Again, sorry for beating a dead horse, but I want to understand the arrangement.
Brad
Sorry I am not being clear.
ReplyDeleteTwo cases, as you suggest. The insurance company has a general set of prices that they use for their risk clients, where they clearly have a financial stake in promoting a greater number of claims. But they suggest the same relationship among the various premiums when they advise the self-insured clients. You are right that they have a different financial interest in that case (putting aside the extra profitabilility if they administer the health savings account). But the effect of an improperly subsidized rate structure on the self-insured company's future health care trends will nonetheless exist.
It's not just insurers who have pushed this. We have a whole list of preventative services that must now be covered at 100% and the medical community pushes "seeing" your doctor for just about everything as well. All the drugs advertised on TV suggest you see your doctor.

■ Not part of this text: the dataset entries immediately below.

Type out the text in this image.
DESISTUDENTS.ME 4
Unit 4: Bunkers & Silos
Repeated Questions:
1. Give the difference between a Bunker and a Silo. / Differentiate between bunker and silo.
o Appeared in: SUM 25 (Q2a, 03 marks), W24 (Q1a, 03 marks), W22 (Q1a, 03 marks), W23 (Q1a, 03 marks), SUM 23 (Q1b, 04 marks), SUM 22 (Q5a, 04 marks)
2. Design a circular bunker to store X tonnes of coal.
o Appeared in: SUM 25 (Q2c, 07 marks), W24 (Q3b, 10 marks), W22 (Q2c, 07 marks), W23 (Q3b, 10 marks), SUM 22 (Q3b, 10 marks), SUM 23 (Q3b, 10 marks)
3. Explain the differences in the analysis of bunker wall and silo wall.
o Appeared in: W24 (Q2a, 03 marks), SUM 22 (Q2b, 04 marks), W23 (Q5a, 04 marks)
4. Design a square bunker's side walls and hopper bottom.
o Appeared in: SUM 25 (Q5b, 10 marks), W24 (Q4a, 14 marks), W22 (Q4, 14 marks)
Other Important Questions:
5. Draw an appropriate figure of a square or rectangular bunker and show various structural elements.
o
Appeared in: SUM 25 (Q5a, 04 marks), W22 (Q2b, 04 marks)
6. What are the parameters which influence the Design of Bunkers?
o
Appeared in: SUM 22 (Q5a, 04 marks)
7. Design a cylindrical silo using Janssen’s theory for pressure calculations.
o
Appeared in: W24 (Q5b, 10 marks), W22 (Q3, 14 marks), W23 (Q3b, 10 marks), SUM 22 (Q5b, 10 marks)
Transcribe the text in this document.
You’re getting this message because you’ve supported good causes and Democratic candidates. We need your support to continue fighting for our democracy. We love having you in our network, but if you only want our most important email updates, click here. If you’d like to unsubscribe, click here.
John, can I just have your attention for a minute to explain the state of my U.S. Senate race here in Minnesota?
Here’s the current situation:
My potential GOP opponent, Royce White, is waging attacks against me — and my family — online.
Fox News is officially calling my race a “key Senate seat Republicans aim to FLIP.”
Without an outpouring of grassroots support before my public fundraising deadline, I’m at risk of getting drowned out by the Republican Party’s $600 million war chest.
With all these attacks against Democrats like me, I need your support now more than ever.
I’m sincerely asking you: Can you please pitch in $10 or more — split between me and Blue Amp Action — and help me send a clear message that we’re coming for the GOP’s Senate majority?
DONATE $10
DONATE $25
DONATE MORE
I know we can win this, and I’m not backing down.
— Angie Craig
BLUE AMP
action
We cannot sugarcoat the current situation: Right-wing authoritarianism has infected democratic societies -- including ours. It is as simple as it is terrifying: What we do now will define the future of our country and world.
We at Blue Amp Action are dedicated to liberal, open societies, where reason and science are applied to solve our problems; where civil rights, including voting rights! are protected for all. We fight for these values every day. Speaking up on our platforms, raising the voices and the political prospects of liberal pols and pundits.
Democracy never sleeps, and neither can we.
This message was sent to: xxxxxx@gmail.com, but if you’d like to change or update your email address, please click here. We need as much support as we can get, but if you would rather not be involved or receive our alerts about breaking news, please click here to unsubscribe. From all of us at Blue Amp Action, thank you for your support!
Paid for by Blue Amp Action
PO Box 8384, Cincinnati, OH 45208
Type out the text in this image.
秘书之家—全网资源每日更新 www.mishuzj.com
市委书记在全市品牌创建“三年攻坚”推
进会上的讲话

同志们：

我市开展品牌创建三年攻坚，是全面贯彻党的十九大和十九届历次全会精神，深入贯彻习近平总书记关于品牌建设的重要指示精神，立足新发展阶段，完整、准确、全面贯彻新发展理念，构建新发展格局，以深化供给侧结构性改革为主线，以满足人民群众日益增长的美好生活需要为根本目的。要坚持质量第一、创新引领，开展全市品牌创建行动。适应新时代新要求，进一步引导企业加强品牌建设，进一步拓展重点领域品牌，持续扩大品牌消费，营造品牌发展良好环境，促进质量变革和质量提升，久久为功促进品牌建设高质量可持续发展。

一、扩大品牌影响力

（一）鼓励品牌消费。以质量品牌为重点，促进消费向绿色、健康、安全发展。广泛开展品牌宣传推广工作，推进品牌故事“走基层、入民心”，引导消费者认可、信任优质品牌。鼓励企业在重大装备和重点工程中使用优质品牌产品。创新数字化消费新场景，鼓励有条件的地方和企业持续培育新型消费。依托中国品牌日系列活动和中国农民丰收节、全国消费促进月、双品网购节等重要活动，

ReplyDeleteIn general terms what insurers have done is design plans that replace out of pocket spending with up front premium. Studies have shown in 1965 50% of spending was OOP and now it is under 13%.
Until recently when employers tried to save money they made foolish decisions like raising co-pays or deductibles. If you take the number of co-pays a groups has in a year and times that by $5 or $10 it is pocket change. Even increasing the deductible from $1000 to $1500 is pennies. The real real bang comes in co-insurance % and max OOP which are less seldom an option to change.